La position d’un créateur de projets

Lorent Wanson
Comédien et metteur en scène

01-12-2020

Pour préparer cette intervention, je me suis un peu replongé dans ce que j’écrivais aux moments charnières de mon parcours et dans les expériences singulières qui justifient – je crois – ma présence ici. Je ne me considère pas comme un spécialiste ou un théoricien de la question du droit culturel. Il m’est arrivé d’en être un acteur en tant que porteur de projet qui interrogeait cette question, ou la prenait de front, ou s’y confrontait, du moins. Je fais néanmoins partie d’une histoire qui a toujours mis au centre la question de la démocratisation culturelle et de l’accès à la culture pour tou·tes. Je tiens avant tout à signaler que je ne peux rendre compte que de projets ponctuels qui ne peuvent révéler une vision d’ensemble des différents paramètres qui imposent ou s’imposent dans la réalité quotidienne et les programmations d’ensemble de directeur ou directrices d’institution.

DÉMOCRATISATION CULTURELLE ET SUBVENTIONNEMENT DU THÉÂTRE EN FÉDÉRATION WALLONIE-BRUXELLES

Le concept même de subventionnent est lié avant tout à l’idée du droit culturel en « démocratisant la culture » par un accès moins onéreux aux productions culturelles. Le théâtre populaire était, dès la base, au centre des préoccupations. La création d’un théâtre-action très vif en Wallonie, dès les balbutiements, en est la preuve flagrante. Aujourd’hui, la démocratisation culturelle est inscrite dans chaque énoncé de contrat-programme, dans la politique de rationalisation, de rentabilisation, ou d’objectivation auxquelles est soumise toute structure, de la compagnie indépendante aux centres dramatiques et aux institutions « en dur ». Que sous-tend cette expression de « droit culturel », est-ce un droit à l’accès ou un droit de présence et donc de parole ?
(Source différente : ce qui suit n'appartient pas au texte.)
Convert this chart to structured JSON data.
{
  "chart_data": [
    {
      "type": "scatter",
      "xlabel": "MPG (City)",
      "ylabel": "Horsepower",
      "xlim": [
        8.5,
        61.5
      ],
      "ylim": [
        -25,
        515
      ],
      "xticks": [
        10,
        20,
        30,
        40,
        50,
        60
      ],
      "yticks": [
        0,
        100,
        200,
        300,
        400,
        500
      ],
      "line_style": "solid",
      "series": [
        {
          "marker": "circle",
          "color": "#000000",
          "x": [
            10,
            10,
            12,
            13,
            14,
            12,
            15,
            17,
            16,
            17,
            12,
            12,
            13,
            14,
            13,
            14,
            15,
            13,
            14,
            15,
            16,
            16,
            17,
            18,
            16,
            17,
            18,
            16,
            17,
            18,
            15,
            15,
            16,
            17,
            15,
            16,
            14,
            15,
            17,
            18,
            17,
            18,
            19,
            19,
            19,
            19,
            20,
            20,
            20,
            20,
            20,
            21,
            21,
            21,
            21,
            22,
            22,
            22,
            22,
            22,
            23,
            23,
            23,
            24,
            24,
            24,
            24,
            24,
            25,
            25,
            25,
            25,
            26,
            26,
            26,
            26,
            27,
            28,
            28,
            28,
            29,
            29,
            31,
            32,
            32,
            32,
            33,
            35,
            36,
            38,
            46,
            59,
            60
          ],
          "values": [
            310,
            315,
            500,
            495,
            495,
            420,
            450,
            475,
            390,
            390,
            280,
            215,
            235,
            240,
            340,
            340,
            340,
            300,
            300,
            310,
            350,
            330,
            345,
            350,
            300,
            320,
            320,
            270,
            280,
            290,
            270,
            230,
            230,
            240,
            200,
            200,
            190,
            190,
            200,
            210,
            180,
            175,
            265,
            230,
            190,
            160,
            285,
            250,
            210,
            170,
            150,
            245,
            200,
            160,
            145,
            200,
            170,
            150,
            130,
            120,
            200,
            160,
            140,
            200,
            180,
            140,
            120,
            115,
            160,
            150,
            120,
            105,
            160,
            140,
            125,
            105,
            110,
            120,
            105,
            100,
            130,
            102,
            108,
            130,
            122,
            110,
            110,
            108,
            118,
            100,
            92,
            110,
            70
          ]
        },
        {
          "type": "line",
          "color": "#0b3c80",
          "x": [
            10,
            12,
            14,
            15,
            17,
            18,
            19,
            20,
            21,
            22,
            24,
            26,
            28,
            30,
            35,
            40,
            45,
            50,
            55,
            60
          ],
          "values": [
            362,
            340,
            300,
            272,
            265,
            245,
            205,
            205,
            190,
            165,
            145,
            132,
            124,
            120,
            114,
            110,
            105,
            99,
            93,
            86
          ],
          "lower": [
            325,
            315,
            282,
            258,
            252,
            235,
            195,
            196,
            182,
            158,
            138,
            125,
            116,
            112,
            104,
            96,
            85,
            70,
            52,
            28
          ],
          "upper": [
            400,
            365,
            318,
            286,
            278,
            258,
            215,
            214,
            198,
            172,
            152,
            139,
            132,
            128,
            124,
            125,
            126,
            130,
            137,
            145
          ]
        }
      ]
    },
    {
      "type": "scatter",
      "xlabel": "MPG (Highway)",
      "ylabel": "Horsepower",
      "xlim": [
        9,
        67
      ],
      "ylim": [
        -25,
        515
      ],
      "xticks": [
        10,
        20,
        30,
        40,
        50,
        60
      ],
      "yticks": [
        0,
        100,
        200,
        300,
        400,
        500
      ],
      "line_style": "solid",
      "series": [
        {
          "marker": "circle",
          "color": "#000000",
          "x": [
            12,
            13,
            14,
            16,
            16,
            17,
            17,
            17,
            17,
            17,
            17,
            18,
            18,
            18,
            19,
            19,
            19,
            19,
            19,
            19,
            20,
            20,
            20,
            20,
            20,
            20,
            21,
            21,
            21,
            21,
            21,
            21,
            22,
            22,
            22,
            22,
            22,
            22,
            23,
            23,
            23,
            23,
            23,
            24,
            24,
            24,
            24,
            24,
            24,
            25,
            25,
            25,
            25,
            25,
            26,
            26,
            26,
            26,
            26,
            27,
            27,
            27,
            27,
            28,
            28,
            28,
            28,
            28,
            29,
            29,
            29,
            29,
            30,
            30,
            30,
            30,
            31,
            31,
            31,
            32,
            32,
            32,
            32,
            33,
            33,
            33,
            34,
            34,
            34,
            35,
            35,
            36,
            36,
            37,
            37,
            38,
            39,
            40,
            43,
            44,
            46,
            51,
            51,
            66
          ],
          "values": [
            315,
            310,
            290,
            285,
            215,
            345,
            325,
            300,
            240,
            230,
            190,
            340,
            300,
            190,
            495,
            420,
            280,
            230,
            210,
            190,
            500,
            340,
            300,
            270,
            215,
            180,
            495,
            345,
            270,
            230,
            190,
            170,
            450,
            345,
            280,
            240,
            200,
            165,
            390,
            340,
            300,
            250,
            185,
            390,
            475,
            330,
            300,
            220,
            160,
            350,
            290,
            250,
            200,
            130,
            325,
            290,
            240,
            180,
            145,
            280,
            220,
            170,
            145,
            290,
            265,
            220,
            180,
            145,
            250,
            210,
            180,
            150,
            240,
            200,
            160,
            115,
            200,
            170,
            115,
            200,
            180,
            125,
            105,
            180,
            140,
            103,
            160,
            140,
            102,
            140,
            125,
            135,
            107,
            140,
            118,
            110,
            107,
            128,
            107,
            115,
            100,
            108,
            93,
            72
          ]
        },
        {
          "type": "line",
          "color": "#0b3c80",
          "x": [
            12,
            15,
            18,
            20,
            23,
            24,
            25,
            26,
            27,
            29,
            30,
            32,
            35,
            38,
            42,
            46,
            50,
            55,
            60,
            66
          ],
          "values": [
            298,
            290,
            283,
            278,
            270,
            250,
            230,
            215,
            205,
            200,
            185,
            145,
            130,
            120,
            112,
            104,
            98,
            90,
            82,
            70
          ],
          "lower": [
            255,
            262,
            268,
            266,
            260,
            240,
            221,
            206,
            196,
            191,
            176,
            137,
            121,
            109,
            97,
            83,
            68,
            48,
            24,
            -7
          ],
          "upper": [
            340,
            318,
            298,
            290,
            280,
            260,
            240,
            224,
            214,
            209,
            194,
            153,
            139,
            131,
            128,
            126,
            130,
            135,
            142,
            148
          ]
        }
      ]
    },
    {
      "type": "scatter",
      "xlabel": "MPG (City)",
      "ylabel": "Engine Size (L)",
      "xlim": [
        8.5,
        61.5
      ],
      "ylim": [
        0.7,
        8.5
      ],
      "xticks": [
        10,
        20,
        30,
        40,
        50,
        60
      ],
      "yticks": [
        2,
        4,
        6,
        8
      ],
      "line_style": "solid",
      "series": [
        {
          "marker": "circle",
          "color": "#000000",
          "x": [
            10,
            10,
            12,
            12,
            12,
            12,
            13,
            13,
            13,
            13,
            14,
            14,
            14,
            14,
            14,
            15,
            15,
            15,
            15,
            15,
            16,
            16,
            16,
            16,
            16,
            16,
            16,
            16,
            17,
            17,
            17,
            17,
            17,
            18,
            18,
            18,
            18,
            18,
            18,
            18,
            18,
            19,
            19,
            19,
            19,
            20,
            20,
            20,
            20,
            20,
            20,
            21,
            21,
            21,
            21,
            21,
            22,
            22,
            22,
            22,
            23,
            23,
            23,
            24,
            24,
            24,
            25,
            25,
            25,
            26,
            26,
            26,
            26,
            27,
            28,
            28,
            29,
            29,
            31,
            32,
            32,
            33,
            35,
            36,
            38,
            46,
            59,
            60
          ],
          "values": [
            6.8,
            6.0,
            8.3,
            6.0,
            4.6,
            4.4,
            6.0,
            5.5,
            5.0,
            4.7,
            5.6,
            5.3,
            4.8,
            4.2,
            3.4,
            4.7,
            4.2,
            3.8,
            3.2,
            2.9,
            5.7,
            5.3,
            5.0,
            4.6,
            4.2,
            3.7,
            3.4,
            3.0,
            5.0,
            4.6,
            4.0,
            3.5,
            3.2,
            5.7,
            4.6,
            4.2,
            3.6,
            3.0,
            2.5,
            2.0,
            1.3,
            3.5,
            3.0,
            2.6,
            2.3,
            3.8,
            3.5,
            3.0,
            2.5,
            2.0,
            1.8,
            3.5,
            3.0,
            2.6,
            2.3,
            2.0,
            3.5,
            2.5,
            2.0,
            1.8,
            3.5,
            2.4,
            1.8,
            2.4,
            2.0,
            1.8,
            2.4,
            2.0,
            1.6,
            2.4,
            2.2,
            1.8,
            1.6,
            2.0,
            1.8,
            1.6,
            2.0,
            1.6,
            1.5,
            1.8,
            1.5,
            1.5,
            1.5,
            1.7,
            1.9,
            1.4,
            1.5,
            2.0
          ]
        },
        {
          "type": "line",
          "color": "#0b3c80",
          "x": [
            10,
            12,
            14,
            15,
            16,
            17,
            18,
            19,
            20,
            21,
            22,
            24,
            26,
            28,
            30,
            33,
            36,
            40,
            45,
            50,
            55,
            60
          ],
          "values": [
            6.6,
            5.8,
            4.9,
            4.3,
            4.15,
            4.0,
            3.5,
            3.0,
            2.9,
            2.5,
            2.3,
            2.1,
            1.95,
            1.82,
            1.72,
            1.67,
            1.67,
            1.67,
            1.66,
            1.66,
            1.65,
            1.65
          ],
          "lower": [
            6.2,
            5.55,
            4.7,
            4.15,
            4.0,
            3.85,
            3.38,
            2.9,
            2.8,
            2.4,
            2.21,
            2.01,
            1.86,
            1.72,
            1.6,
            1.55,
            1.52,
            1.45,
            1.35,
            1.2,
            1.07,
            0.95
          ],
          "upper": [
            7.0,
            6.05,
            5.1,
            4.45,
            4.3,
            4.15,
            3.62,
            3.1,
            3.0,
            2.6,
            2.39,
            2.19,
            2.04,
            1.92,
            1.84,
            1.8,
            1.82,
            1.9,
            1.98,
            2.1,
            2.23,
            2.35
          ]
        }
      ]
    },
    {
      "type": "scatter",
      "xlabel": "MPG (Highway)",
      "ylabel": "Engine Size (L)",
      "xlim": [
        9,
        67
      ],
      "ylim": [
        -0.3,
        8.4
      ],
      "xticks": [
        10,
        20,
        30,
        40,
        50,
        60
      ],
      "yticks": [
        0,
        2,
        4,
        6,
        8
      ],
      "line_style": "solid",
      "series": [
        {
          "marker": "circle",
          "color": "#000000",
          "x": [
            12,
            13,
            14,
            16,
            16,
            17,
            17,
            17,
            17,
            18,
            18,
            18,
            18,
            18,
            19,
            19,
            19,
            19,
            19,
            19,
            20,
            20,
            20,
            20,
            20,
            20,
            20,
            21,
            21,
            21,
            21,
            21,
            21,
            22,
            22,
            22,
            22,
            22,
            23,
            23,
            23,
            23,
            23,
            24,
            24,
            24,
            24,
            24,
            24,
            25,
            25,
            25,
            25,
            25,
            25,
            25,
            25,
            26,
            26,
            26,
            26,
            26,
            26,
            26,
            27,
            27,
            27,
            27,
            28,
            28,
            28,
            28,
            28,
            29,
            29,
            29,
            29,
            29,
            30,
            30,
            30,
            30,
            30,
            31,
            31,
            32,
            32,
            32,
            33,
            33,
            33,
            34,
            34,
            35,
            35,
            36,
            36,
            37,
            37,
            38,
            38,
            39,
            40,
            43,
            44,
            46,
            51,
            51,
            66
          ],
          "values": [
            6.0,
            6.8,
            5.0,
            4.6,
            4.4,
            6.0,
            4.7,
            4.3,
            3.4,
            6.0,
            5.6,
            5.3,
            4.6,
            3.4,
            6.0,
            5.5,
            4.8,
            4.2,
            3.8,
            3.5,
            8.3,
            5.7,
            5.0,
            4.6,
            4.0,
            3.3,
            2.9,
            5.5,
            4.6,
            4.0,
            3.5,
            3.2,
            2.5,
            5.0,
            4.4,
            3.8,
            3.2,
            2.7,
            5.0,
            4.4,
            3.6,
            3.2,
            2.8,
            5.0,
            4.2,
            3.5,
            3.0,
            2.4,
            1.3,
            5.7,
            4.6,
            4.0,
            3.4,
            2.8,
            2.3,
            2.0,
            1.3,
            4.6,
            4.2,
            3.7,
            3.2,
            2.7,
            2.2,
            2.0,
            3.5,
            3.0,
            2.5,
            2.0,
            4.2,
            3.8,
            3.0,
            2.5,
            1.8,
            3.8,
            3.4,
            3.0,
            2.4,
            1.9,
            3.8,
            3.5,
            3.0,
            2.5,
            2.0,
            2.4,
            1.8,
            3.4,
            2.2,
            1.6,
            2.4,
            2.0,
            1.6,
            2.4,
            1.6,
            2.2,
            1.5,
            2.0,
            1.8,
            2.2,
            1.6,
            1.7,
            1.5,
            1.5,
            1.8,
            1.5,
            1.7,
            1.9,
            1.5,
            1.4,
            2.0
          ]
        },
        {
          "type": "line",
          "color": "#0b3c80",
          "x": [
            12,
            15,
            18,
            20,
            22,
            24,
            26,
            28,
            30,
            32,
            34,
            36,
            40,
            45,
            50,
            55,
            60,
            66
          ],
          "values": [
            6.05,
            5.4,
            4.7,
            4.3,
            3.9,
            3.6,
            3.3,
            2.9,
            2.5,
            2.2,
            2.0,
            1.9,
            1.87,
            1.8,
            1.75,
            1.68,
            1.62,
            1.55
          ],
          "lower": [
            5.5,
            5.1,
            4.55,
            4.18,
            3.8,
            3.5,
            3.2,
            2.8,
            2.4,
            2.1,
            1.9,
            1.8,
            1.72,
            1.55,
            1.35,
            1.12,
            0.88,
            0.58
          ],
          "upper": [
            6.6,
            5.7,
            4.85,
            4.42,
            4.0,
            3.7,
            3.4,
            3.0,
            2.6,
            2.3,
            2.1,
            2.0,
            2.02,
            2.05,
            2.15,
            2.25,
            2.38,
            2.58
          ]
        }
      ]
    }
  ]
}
J’ai une certaine pratique du travail participatif, que ce soit avec les familles en situation de pauvreté à Bruxelles pour Les ambassadeurs de l’ombre ; en Serbie avec Rupe, avec de multiples acteur·ices des guerres ex-yougoslaves, réfugié·es intérieur·es, gitan·es, des soldats ; au Congo avec Africare, où des chœurs tant d’enfants des rues, que de prostitué·es, des villageois·es soumis·es aux pillages d’ex-soldats, de femmes violées quotidiennement dans des camps ; au Chili avec Historia Abierta, avec une multitude d’histoires réelles tricotées ; et bien entendu ici-même, dans le Borinage, dans le cadre de Mons 2015, avec Une aube boraine où plus de 200 personnes ont participé.

Cela fait des milliers de voix auxquelles j’ai toujours tenu à associer, à confronter des artistes. Non dans l’esprit de pallier la parole non-professionnelle, ni même de la sublimer, mais de réellement créer un mouvement de partage des expériences, du discours artistique et du parcours du réel. Le dialogue se voulait horizontal et le concept même de culture était dès lors rebattu, car nous sommes tou·tes la culture. C’est à cet émerveillement que je dois la manière dont j’ai articulé ma pratique, simplement car ces cultures et ces expériences, je ne pouvais décemment pas les précéder d’un savoir, mais juste mettre en corrélation, en dialogue, parfois en rupture nos différents savoir-faire.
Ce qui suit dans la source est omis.